February 28, 2025 – For the final episode of the season, our host Bryson Bort reflects on four years and forty episodes of Hack the Plan[e]t, and picks a few favorites that are most relevant to the challenges ahead.
This episode features excerpts from Hack the Plant; episode 8, DoD and Critical Infrastructure, featuring Lt. Col. Douglas Fletcher and Lt. Col Erica Mitchell; episode 10, The Congressman, The Commission and Our Critical Infrastructure, featuring former Congressman Mike Gallagher; episode 27, Managing Incident Responses to Critical Infrastructure Attacks, featuring Lesley Carhart; episode 28, Cyber Threat Intelligence Over the Past 25 Years, featuring Jason Healey; and episode 36, Supporting Ukrainian Electrical Grid Resilience in Wartime, featuring Joe Marshall.
Hack the Plant is brought to you by ICS Village and the Institute for Security and Technology. View transcript.
Transcript
Bryson Bort: I’m Bryson Bort and this is Hack the Plant.
Today, we’re doing things a little differently. We’re closing out season 4 at Hack the Plant, and as we look ahead to what we want to accomplish in season 5, I found myself looking back on the work we’ve done so far. I wanted to share with you the 5 episodes that I feel are most relevant to the challenges we’re facing right now.
I started Hack the Plant in August 2020, driven by a deep conviction that we need to do something about the problem of critical infrastructure assurance: from education to action. Over 4 years and 40 episodes, we’ve hosted industry giants and practitioners, members of Congress and policymakers, and hackers and scientists; because with technology it’s the people, those on the front-lines that are making the difference.
My first pick dates back to February 2022. Episode 8, DoD and Critical Infrastructure, featured Lt. Col. Douglas Fletcher, chief data scientist, and Lt. Col Erica Mitchell, and research lead for Jack Voltaic, a program of the Army Cyber Institute out of the United States Military Academy. Jack Voltaic was a series of exercises spearheading a major, multi-sector effort aimed at understanding critical infrastructure dependencies on force deployment. Congressional funding for the project has since run out, but the Army Cyber Institute is reportedly looking for ways to continue the program. I still continue to serve with this project on the West Point Cyber Science Advisory Board.
Every now and then, we get to see how small the world is… Erica was a cadet a couple years behind me at West Point where I leant her my car once. And the world can look pretty small for force projection too. The US Military is the most capable in the history of humankind, but it has to get there. I like to say, the best tank on the battlefield is the one you don’t have to fight. Our forces are heavily dependent on civilian critical infrastructure and Jack Voltaic was the first project to look at this with posts, bases, and ports across the country. I personally helped broker some of the agency relationships in my dual hat as a Board Advisor to Army Cyber Institute and a Senior Advisor for Critical Infrastructure to then CISA DIR, Chris Krebs.

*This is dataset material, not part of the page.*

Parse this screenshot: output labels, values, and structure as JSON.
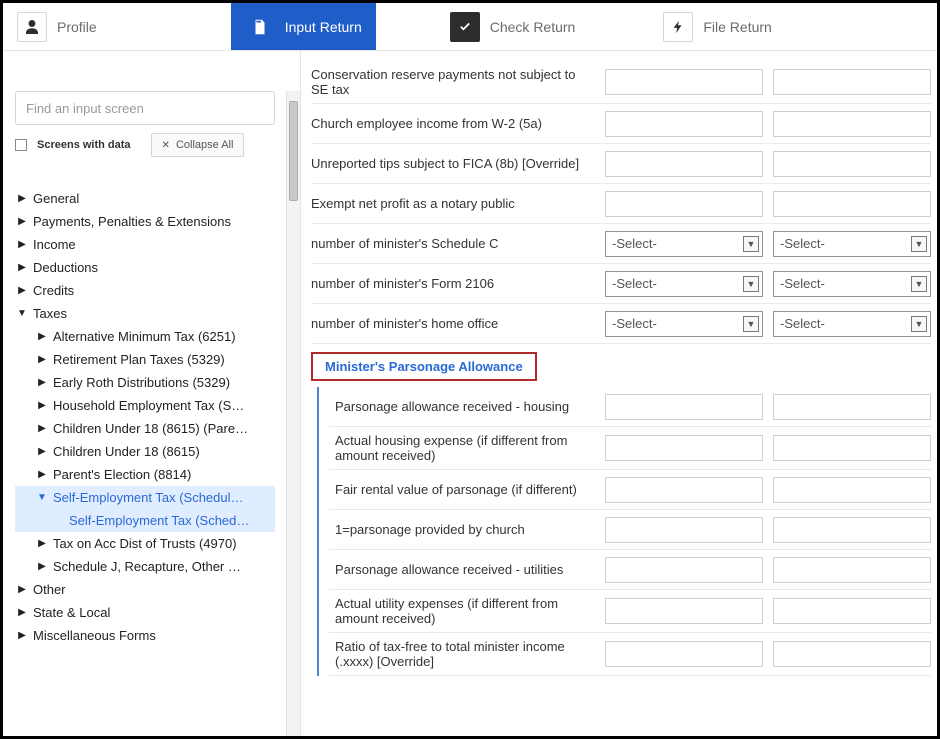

Here’s Lt. Col Erica Mitchell on the project.
Erica Mitchell: So Jack Voltaic is a research series that has started to look at the interdependencies between civilian critical infrastructure and the DOD. And so the first iteration was born from a Cyber Mutual Assistance Workshop. So the energy sector for many, many years has had the concept of mutual assistance. If there’s a big storm in one part of the country, you’ll see teams being dispatched from all over the country to get those lines back in place and restore service in the effected areas. So a CW3 Judy Esquibel had the idea that what if we could do the same thing with cyber, and that was back in 2016. And so she put together a Cyber Mutual Assistance Workshop that brought in some leading industry players and worked on developing these public private partnerships and really bringing everybody to the table to say, what would it look like if we had to respond to cyber? How would our interdependencies affect that cyber response? How could we possibly assist each other?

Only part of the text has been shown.